Assessing effects of soil hydraulic properties on the temporal stability of absolute soil moisture content and soil moisture anomaly under different climatic conditions

Due to the complex interactions of soil moisture with its controlling factors, numerical models are more suitable for quantifying different controls on the temporal pattern of soil moisture. Here, the effects of soil hydraulic properties on the temporal stability of absolute soil moisture content (TS SMC) and soil moisture anomaly (TS SMA) under different climatic conditions were assessed using a vadose zone model. To run the model, two soil datasets with van Genuchten parameters were generated and hydrometeorological data from four study sites with a significant precipitation gradient were obtained. The TS SMC analysis revealed that the patterns of mean relative difference (MRD) and standard deviation of relative difference (SDRD) of soil moisture partly depended on climatic conditions. With increasing precipitation, the range of MRD generally decreased; whereas, the range and mean value of SDRD increased, indicating that soil moisture was temporally more stable under drier climatic conditions. Based on the Spearman rank correlation coefficient, the results showed that the dependence of MRD on soil hydraulic parameters was partly determined by climatic conditions.
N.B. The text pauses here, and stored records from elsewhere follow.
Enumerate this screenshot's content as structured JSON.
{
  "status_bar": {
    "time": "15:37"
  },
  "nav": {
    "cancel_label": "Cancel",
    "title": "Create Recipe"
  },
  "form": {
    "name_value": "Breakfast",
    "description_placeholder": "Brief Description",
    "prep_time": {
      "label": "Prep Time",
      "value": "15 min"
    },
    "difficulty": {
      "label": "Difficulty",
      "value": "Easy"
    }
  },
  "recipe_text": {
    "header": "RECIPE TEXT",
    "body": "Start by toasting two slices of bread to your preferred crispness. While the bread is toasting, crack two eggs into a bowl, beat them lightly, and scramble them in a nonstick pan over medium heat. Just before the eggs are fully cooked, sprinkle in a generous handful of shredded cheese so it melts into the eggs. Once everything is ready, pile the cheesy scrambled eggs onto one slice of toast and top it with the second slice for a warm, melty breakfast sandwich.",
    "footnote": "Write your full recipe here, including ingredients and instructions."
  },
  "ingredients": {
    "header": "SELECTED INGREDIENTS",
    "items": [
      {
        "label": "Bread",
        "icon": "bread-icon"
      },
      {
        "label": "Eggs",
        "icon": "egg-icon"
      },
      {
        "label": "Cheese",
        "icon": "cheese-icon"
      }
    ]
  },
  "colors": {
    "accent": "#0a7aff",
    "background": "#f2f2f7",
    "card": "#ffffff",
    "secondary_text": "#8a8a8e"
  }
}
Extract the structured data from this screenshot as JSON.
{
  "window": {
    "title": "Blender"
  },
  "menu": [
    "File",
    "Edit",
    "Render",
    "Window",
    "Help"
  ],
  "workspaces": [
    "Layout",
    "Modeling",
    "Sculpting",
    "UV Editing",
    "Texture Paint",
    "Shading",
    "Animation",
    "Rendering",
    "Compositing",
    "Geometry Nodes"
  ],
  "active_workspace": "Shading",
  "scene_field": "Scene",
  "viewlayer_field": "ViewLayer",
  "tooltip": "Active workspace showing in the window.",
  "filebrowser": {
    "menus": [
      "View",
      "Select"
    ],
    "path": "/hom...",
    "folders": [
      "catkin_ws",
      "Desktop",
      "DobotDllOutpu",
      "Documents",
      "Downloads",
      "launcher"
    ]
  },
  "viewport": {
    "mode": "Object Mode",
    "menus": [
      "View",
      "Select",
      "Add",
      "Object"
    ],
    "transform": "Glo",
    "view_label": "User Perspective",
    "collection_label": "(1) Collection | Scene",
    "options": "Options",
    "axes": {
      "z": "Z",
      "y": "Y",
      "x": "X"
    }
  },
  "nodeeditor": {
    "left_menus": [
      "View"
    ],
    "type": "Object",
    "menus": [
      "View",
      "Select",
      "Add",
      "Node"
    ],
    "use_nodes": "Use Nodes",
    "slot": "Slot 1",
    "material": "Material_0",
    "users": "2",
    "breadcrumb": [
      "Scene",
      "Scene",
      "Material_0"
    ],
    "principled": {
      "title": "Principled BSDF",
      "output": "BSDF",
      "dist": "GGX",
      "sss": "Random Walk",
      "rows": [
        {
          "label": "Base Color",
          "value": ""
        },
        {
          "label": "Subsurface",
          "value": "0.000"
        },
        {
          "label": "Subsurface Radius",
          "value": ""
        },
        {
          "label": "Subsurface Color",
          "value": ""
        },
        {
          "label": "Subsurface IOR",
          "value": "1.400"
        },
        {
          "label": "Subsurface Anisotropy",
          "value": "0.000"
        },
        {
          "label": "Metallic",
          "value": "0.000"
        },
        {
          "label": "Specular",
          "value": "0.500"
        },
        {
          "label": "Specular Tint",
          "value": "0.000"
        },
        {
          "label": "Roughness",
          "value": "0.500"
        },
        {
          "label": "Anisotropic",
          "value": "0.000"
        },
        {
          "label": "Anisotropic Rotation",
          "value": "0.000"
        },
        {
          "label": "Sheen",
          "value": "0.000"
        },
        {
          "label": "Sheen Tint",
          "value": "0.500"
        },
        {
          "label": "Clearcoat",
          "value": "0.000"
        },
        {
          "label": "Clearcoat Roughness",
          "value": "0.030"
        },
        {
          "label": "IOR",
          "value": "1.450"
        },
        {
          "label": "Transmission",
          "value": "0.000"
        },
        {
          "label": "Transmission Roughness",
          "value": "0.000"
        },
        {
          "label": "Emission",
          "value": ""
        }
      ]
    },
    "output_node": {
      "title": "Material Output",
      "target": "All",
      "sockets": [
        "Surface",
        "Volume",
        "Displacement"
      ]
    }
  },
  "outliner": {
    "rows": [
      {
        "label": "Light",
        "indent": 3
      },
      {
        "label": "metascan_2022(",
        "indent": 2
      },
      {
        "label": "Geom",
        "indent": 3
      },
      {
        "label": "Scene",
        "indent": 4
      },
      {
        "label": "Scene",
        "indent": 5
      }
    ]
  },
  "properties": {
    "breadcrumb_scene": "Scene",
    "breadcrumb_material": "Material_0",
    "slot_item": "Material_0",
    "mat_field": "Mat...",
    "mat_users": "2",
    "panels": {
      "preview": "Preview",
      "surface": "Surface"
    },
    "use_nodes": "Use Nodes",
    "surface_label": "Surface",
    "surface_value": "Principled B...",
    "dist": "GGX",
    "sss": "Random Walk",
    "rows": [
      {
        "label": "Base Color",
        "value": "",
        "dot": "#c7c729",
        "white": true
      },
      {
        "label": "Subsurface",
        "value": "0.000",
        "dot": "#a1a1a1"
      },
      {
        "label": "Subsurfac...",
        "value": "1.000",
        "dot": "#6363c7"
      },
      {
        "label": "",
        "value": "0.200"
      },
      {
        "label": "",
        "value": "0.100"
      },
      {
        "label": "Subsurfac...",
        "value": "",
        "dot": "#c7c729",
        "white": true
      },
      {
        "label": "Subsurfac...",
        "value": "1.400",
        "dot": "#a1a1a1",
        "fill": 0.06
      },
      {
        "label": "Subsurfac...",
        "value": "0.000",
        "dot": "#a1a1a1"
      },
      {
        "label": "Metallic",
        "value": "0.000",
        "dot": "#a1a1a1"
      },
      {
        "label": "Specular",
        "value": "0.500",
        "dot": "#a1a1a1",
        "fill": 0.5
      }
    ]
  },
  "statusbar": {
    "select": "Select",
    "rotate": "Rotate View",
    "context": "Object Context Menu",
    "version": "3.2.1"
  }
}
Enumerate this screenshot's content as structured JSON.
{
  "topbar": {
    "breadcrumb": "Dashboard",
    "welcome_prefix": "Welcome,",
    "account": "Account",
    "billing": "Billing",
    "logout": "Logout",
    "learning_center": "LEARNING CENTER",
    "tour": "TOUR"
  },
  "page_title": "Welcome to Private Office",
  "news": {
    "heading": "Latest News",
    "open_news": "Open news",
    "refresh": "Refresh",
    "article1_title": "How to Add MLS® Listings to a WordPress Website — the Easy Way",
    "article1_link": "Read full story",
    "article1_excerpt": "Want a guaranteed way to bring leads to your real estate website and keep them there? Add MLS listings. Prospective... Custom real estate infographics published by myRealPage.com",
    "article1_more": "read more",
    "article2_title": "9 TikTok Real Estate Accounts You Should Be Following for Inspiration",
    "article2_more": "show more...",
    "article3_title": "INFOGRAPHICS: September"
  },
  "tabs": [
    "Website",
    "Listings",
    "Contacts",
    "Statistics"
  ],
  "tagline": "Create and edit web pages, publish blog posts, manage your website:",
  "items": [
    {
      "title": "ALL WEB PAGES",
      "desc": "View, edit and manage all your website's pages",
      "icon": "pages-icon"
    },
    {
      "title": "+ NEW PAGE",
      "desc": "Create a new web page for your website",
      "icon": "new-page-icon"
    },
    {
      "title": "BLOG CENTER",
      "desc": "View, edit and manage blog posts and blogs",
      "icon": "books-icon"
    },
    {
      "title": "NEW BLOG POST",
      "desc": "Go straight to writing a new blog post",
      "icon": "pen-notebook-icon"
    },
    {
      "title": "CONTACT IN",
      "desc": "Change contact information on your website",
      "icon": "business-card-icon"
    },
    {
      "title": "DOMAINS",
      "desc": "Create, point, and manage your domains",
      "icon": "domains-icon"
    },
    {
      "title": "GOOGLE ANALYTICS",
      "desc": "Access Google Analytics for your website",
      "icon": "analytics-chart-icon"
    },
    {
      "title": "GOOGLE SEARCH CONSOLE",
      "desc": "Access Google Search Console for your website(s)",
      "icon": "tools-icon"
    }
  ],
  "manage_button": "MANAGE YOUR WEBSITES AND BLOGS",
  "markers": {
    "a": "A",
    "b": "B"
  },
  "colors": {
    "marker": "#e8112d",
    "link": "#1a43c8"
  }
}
With decreasing precipitation, the effects of residual soil moisture content, saturated hydraulic conductivity, and the parameter l that accounts for pore tortuosity and connectivity strengthened, while the effects of saturated soil moisture content and the parameter n that is a measure of pore size distribution weakened. Finally, according to the Pearson correlation coefficient, the results revealed that the control of soil hydraulic properties was shown to be reduced in the TS SMA analysis, thus confirming the previously made conjecture that the use of soil moisture anomalies in the temporal stability analysis reduces the impacts of static soil properties.